Tim Goodman of The Hollywood Reporter said "HBO finds its best and funniest full-on comedy in years with this Mike Judge creation, and it may even tap into that most elusive thing, a wide audience." Matt Roush of TV Guide said "The deft, resonant satire that helped make Judge's Office Space a cult hit takes on farcical new dimension in Silicon Valley, which introduces a socially maladroit posse of computer misfits every bit the comic equal of The Big Bang Theorys science nerds." Emily VanDerWerff of The A.V. Club said "It feels weirdly like a tech-world Entourage—and that's meant as more of a compliment than it seems." Brian Tallarico of RogerEbert.com praised the jokes but commented on the slow character development in the first two episodes, and the reliance on common stereotypes in technology, including "the nerd who can't even look at a girl much less talk to her or touch her, the young businessman who literally shakes when faced with career potential". He goes on to state that the lack of depth to the characters creates "this odd push and pull; I want the show to be more realistic but I don't care about these characters enough when it chooses to be so".

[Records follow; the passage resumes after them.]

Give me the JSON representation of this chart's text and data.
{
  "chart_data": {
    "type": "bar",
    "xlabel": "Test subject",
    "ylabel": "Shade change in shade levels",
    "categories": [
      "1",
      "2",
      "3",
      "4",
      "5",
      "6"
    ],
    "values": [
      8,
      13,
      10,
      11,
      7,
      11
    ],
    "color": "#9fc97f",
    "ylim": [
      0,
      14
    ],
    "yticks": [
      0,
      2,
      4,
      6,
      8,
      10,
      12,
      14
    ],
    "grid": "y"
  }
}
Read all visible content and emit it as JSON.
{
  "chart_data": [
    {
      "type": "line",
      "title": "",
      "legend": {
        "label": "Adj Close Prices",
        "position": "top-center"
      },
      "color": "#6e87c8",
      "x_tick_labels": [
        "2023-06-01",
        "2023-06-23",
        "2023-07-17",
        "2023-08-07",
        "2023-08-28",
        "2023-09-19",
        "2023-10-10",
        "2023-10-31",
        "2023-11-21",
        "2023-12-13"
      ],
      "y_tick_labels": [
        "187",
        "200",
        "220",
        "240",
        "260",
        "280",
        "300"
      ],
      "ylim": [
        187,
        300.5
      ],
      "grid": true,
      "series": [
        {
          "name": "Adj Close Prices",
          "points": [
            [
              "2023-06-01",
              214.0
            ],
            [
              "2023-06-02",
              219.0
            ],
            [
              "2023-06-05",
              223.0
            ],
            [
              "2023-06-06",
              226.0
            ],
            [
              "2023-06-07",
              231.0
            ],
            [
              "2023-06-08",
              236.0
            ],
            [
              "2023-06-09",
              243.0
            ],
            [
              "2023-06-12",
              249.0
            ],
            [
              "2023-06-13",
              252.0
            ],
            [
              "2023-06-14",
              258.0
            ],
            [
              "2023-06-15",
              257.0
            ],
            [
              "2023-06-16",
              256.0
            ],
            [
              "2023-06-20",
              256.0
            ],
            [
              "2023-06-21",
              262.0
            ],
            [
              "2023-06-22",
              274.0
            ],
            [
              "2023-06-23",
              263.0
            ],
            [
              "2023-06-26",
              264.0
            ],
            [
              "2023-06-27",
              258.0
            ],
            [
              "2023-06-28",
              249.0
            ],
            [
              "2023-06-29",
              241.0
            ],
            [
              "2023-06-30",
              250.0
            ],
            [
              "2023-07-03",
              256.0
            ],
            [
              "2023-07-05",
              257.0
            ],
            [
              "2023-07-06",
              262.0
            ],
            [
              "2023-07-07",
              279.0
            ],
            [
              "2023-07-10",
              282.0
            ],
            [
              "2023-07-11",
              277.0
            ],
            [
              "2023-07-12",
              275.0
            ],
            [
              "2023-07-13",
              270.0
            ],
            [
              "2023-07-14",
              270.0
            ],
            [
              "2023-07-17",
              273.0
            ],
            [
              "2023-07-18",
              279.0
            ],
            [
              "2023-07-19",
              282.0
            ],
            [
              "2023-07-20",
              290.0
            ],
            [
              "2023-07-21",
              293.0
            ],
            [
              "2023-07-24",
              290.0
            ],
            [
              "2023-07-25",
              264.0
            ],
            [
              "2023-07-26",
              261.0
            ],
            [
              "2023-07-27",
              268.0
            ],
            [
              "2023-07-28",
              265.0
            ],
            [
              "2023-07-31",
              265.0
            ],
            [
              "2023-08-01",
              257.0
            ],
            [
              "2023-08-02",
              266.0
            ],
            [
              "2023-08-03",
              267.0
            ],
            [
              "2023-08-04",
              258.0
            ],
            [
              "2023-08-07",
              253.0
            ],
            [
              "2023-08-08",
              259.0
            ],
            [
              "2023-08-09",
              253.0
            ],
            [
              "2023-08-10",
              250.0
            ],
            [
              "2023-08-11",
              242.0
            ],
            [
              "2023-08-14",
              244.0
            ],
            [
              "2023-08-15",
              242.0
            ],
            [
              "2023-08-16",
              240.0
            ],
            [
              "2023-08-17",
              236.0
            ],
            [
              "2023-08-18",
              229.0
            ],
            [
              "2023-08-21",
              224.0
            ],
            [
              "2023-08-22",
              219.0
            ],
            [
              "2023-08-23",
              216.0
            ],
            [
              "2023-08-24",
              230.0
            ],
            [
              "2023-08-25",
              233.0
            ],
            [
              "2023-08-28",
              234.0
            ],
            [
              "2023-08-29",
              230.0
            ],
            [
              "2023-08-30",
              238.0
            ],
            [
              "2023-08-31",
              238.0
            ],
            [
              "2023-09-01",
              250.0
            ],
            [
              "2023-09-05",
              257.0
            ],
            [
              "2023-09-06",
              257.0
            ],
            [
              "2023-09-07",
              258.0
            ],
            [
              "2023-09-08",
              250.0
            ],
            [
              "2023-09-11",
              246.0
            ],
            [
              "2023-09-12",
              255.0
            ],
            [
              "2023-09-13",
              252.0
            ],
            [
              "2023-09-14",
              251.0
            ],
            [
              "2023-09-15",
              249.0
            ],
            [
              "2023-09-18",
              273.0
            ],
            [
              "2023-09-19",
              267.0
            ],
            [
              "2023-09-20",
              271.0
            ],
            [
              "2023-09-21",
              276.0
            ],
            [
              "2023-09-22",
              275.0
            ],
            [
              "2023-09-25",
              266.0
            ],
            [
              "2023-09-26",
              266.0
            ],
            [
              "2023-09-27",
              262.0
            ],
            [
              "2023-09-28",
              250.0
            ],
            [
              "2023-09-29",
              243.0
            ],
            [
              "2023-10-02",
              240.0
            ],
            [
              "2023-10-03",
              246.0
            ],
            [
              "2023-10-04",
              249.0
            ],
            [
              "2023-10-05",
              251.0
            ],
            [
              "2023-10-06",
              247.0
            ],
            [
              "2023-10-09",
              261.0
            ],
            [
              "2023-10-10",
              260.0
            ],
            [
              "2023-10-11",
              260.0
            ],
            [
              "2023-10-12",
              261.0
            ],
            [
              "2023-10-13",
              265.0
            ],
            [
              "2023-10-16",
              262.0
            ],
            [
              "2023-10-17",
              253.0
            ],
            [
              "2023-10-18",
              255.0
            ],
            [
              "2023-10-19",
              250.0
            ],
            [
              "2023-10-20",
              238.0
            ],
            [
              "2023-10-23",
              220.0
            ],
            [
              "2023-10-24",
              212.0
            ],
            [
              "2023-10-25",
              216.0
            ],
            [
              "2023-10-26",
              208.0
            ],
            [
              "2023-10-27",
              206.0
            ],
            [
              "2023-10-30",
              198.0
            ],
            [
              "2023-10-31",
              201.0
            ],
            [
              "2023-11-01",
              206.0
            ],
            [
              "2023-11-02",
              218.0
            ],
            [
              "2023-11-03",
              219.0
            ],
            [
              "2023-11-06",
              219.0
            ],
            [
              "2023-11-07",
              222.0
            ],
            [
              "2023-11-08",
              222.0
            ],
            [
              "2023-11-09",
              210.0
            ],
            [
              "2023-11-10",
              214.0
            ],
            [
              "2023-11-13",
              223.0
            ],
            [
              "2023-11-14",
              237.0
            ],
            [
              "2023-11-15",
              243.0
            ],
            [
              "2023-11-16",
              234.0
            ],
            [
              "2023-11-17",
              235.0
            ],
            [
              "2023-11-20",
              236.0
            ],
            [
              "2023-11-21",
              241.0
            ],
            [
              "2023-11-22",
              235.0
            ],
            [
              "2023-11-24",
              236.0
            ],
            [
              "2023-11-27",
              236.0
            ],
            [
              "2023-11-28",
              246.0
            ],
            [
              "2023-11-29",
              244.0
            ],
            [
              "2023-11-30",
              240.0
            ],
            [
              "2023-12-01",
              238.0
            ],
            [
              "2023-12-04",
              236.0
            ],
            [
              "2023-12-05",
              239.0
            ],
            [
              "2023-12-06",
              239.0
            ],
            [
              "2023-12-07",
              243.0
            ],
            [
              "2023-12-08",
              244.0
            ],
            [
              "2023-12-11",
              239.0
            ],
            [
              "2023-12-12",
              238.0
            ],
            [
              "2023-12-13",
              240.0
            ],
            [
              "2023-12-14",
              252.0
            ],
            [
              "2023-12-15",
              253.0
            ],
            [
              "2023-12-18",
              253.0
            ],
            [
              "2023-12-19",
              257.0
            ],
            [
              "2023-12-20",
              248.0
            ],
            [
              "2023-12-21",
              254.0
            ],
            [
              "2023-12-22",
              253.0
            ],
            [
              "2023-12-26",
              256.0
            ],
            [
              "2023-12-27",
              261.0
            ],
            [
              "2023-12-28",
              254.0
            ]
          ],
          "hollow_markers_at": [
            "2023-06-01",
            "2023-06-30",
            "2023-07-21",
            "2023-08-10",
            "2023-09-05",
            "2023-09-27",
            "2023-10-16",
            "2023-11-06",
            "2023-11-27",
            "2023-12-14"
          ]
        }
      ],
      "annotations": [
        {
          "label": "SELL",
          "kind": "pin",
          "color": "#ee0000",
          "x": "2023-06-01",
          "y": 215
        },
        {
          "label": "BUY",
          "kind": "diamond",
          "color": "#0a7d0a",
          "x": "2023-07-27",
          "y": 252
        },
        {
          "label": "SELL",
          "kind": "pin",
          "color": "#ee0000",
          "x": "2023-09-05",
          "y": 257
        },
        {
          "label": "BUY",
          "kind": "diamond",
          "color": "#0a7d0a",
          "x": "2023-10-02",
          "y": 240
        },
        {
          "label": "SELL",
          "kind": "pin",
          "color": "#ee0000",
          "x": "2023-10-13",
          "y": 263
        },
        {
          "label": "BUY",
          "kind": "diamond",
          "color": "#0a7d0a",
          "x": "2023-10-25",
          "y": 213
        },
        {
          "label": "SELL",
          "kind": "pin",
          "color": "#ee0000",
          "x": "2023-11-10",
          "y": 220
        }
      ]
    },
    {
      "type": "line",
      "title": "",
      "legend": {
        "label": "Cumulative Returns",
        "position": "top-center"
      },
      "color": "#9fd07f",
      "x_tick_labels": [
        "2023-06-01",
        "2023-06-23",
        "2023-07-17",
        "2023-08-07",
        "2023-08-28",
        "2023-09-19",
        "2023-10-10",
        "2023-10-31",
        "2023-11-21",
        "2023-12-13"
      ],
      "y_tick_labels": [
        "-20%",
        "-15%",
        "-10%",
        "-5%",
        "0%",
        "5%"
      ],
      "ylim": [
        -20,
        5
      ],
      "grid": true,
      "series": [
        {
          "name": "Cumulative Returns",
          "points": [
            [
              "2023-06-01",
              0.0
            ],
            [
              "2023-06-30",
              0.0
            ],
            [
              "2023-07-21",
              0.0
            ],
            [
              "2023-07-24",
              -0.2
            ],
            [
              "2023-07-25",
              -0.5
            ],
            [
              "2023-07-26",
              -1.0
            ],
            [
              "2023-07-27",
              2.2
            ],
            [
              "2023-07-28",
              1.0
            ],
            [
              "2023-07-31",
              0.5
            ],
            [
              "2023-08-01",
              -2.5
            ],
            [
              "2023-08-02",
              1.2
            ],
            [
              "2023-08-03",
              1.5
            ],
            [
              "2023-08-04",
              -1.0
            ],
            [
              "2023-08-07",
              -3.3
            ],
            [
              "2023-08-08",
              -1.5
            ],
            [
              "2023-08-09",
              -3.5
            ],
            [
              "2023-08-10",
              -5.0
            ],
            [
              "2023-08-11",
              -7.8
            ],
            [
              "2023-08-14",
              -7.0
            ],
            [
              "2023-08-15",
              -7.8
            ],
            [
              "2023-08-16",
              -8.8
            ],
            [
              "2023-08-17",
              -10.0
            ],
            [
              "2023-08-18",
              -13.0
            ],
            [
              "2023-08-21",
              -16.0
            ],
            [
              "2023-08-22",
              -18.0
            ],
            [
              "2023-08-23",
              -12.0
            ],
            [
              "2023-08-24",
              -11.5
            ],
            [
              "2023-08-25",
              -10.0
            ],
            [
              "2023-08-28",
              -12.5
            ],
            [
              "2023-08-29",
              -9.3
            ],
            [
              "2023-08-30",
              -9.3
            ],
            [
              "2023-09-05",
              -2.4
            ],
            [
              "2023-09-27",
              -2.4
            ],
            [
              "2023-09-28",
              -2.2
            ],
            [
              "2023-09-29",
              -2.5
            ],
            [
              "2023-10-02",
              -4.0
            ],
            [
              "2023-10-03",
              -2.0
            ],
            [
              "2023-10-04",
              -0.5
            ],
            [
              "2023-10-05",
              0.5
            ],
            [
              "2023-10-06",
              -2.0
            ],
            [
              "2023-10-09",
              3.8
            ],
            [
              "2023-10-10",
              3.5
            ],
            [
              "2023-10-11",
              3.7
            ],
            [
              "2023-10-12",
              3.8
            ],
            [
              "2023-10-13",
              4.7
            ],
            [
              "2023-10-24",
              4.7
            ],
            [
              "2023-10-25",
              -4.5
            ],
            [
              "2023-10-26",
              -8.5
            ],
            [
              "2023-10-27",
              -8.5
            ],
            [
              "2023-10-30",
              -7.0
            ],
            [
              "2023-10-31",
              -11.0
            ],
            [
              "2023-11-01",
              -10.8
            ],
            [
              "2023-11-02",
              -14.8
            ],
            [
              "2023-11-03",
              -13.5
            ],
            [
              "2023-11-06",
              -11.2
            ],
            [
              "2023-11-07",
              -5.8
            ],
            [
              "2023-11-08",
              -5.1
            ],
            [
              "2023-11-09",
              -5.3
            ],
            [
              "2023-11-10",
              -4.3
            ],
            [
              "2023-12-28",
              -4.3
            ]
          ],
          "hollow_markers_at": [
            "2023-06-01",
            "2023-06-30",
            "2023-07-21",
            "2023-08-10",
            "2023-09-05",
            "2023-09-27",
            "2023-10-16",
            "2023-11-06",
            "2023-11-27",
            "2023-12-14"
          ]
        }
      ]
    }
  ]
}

David Auerbach of Slate stated that the show did not go far enough to be called risky or a biting commentary of the tech industry. "Because I'm a software engineer, Silicon Valley might portray me with my pants up to my armpits, nerdily and nasally complaining that Thomas' compression algorithm is impossible or that nine times F in hexadecimal is 87, not 'fleventy five' (as Erlich says), but I would forgive such slips in a second if the show were funny." Auerbach claimed that he used to work for Google, and that his wife also worked for them at the time of the review.

=== Accolades ===
At the 72nd Golden Globe Awards, the show was nominated for Best Series (Musical or Comedy). For the 66th Primetime Emmy Awards, the series received five nominations, including Outstanding Comedy Series, Outstanding Directing for a Comedy Series (Mike Judge for "Minimum Viable Product"), Outstanding Writing for a Comedy Series (Alec Berg for "Optimal Tip-to-Tip Efficiency"), Outstanding Art Direction for a Contemporary Program (Half-Hour or Less), and Outstanding Main Title Design.

== Home media ==
The first season was released on DVD and Blu-ray on March 31, 2015; bonus features include eight audio commentaries and three behind-the-scenes featurettes.